Precedent being an odd mother, the capacity to morph violations into stealth taxation might not be a power one wants to grant to a government.

What's not equal about applying the same percentage? No matter your means, the fines are the same percentage, which to me is pretty danged equal when the point is to punish certain behaviours.
Well then if applying the same percentage is a principle, how about we apply it to taxes?
If taxes were applied based on total wealth and not income, the two would be comparable. But the taxes you're talking about, income taxes, aren't taxing wealth but the rate of change of wealth, and I can accept that we need to apply slightly different principles in that case.
Same problem as a national VAT: turning the tax base into an ATM empowers myopic polixy.
Wouldn't it be more like a VAT where you pay based on your means, not what the product costs?

That and I don't really have a problem with making the rich the country's piggybank.

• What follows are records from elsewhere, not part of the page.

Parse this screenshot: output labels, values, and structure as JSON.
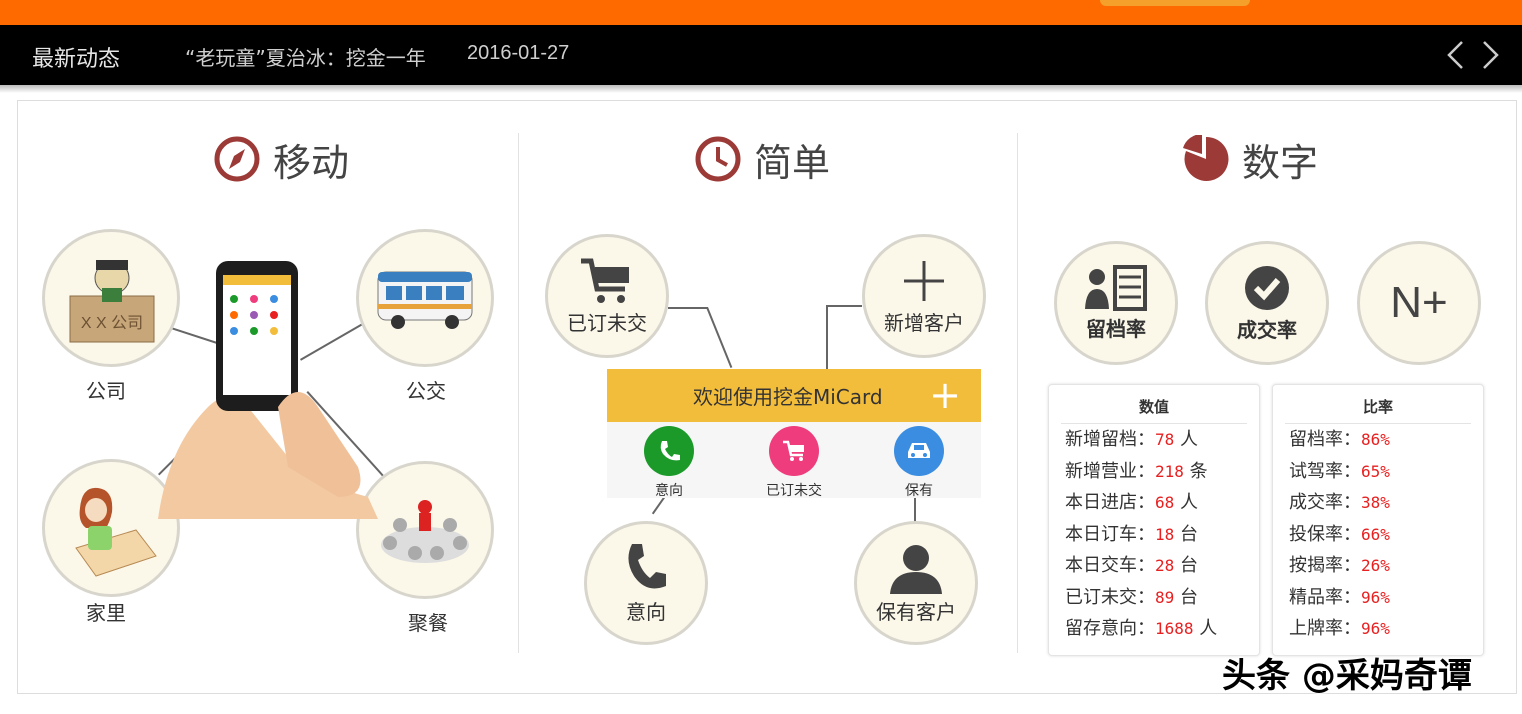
{
  "news": {
    "label": "最新动态",
    "title": "“老玩童”夏治冰：挖金一年",
    "date": "2016-01-27"
  },
  "sections": {
    "mobile": {
      "title": "移动",
      "items": [
        "公司",
        "公交",
        "家里",
        "聚餐"
      ],
      "company_sign": "X X 公司"
    },
    "simple": {
      "title": "简单",
      "items": [
        "已订未交",
        "新增客户",
        "意向",
        "保有客户"
      ],
      "welcome": "欢迎使用挖金MiCard",
      "menu": [
        "意向",
        "已订未交",
        "保有"
      ]
    },
    "numbers": {
      "title": "数字",
      "badges": [
        "留档率",
        "成交率",
        "N+"
      ],
      "values_header": "数值",
      "values": [
        {
          "label": "新增留档：",
          "value": "78",
          "unit": "人"
        },
        {
          "label": "新增营业：",
          "value": "218",
          "unit": "条"
        },
        {
          "label": "本日进店：",
          "value": "68",
          "unit": "人"
        },
        {
          "label": "本日订车：",
          "value": "18",
          "unit": "台"
        },
        {
          "label": "本日交车：",
          "value": "28",
          "unit": "台"
        },
        {
          "label": "已订未交：",
          "value": "89",
          "unit": "台"
        },
        {
          "label": "留存意向：",
          "value": "1688",
          "unit": "人"
        }
      ],
      "rates_header": "比率",
      "rates": [
        {
          "label": "留档率：",
          "value": "86%"
        },
        {
          "label": "试驾率：",
          "value": "65%"
        },
        {
          "label": "成交率：",
          "value": "38%"
        },
        {
          "label": "投保率：",
          "value": "66%"
        },
        {
          "label": "按揭率：",
          "value": "26%"
        },
        {
          "label": "精品率：",
          "value": "96%"
        },
        {
          "label": "上牌率：",
          "value": "96%"
        }
      ]
    }
  },
  "watermark": "头条 @采妈奇谭",
  "colors": {
    "brand_orange": "#ff6a00",
    "icon_red": "#9b3a36",
    "welcome_yellow": "#f3bd3c",
    "value_red": "#e82020",
    "green": "#1b9a2a",
    "pink": "#ee3c7c",
    "blue": "#3a8de0"
  }
}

and prison terms should be in proportion to life expectancy. 15 years for arson if committed by a 20 yr old, and 2.5 if committed by a 70 year old. makes sense to me. oh wait ...
Something I've noticed is America is extremely lax with taxing and penalties vs Europe. America would rather incentive via tax breaks to encourage than fine things to enforce an outcome like a lot of European countries.
I've noticed the same. Someone once explained it to me that many European countries have a cultural acceptance/expectation of a strong centralized state (France, Germany, etc.), which implies strong norms where strong punishment is therefore legitimate/expected.

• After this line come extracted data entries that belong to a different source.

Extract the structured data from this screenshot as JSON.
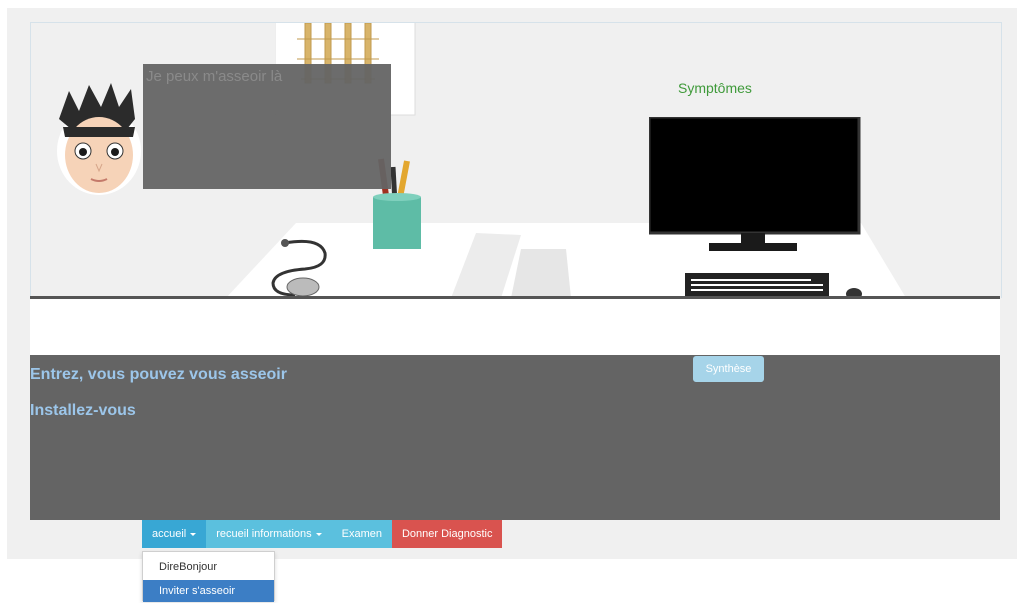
{
  "scene": {
    "bubble_text": "Je peux m'asseoir là",
    "symptoms_label": "Symptômes"
  },
  "dialog": {
    "lines": [
      "Entrez, vous pouvez vous asseoir",
      "Installez-vous"
    ]
  },
  "synthese_label": "Synthèse",
  "navbar": {
    "items": [
      {
        "label": "accueil",
        "color": "#38a7d4"
      },
      {
        "label": "recueil informations",
        "color": "#5bc0de"
      },
      {
        "label": "Examen",
        "color": "#5bc0de"
      },
      {
        "label": "Donner Diagnostic",
        "color": "#d9534f"
      }
    ]
  },
  "dropdown": {
    "items": [
      "DireBonjour",
      "Inviter s'asseoir"
    ],
    "active_item": "Inviter s'asseoir"
  },
  "colors": {
    "panel": "#646464",
    "dialog_text": "#9cc6ea",
    "symptoms": "#3f9a3a"
  }
}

In contrast, the US was founded in rebellion, and has a cultural acceptance/expectation of a weak state, preferably de-centralized (federal). Rural independence and freedom is more highly valued, so governmental norms/regulations are always seen as slightly suspect/illegitimate. People prefer fines/punishments for "breaking government rules" to be more of a slap on the wrist, because it's more accepted to see what you can get away with, without the government catching you.

(But keep in mind this is really only in the realm of "regulation", like in this case, or in speed limits, etc. Violent crime is a whole other story, where the culture is far more punitive.)

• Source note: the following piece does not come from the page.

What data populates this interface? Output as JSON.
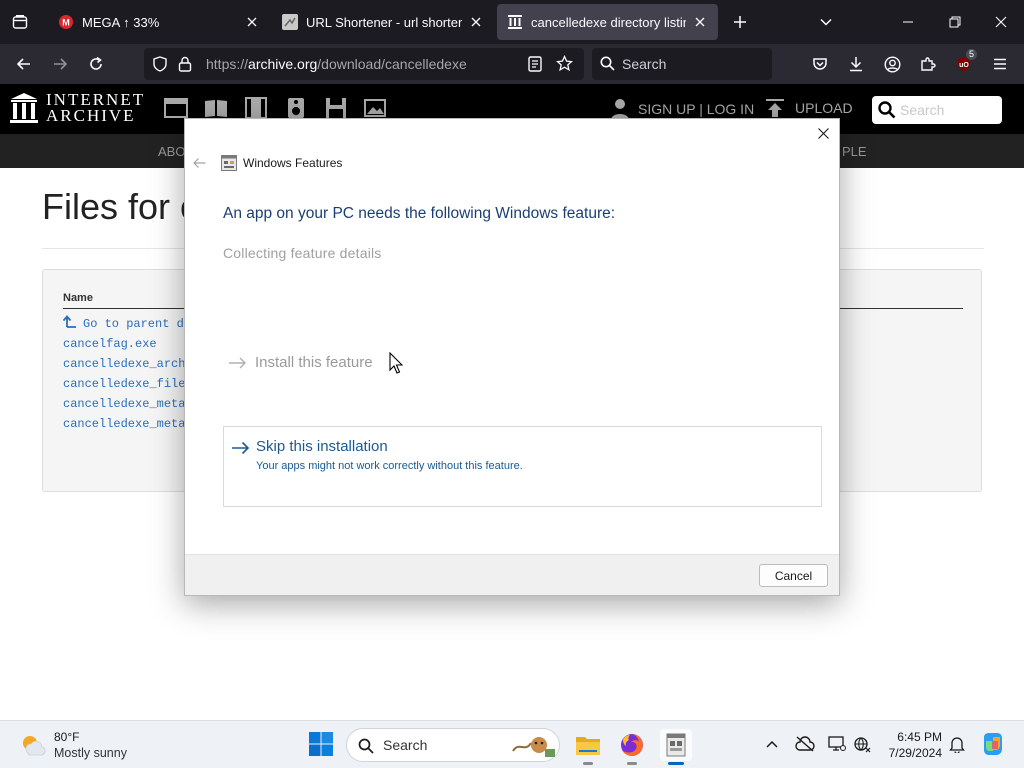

There are numerous problems with this thesis, not the least of which being that all of America's ideas about a weak state and personal liberty originated in Europe (particularly Revolutionary France,) and the current Federal model of government under the Constitution was an attempt to centralize authority after the failure of government under the Articles of Confederation.
I'm not an expert on this, but I'm pretty sure Germany has a federal model, similar to the US.
Or at least scaled in repeat offenses.

First time 5k as a warning.

Second time, you knew what you were doing 50k

Third time, fuck you, if we can do third strike laws for citizens we can do it for businesses. 50m fine.

Bet there'd be a lot fewer repeat offenses

"What do you mean second strike? This Limited Liability Company was never fined before!"
Fines should be a ratio to total profit and there should be mandatory jail time. We need to stop letting these rich crooks take advantage of us.
I just noticed they want to siphon as much as they could from the majority - The ones with less richer thank them
Have you earnestly looked into anarchism as a practical solution to this? Because a tendency to say “this rule ought to exist” and then waiting on delegates to enact that speaks nothing to the material power incentives at play
Or actual, physical, personal consequences. In some places this kind of self enriching dishonesty means sleeping on a concrete bed.
I just noted the same. Incentives, or in this case disincentives are powerful. I think it will at least make some change.
I think the reasoning for the low fines was the expectation that compliance would be pretty good, because honestly building owners and residents don’t want a gated eyesore next to their luxury construction and keeping them nice and open is in their own interest.

I have worked in at least 2 of the buildings on that list (both of which had 0 violations) and honestly the plazas were lovely, well maintained and a great place to eat lunch on a nice day. I think it was the desire to attract and keep tenants which kept it nice, not the fear of fines.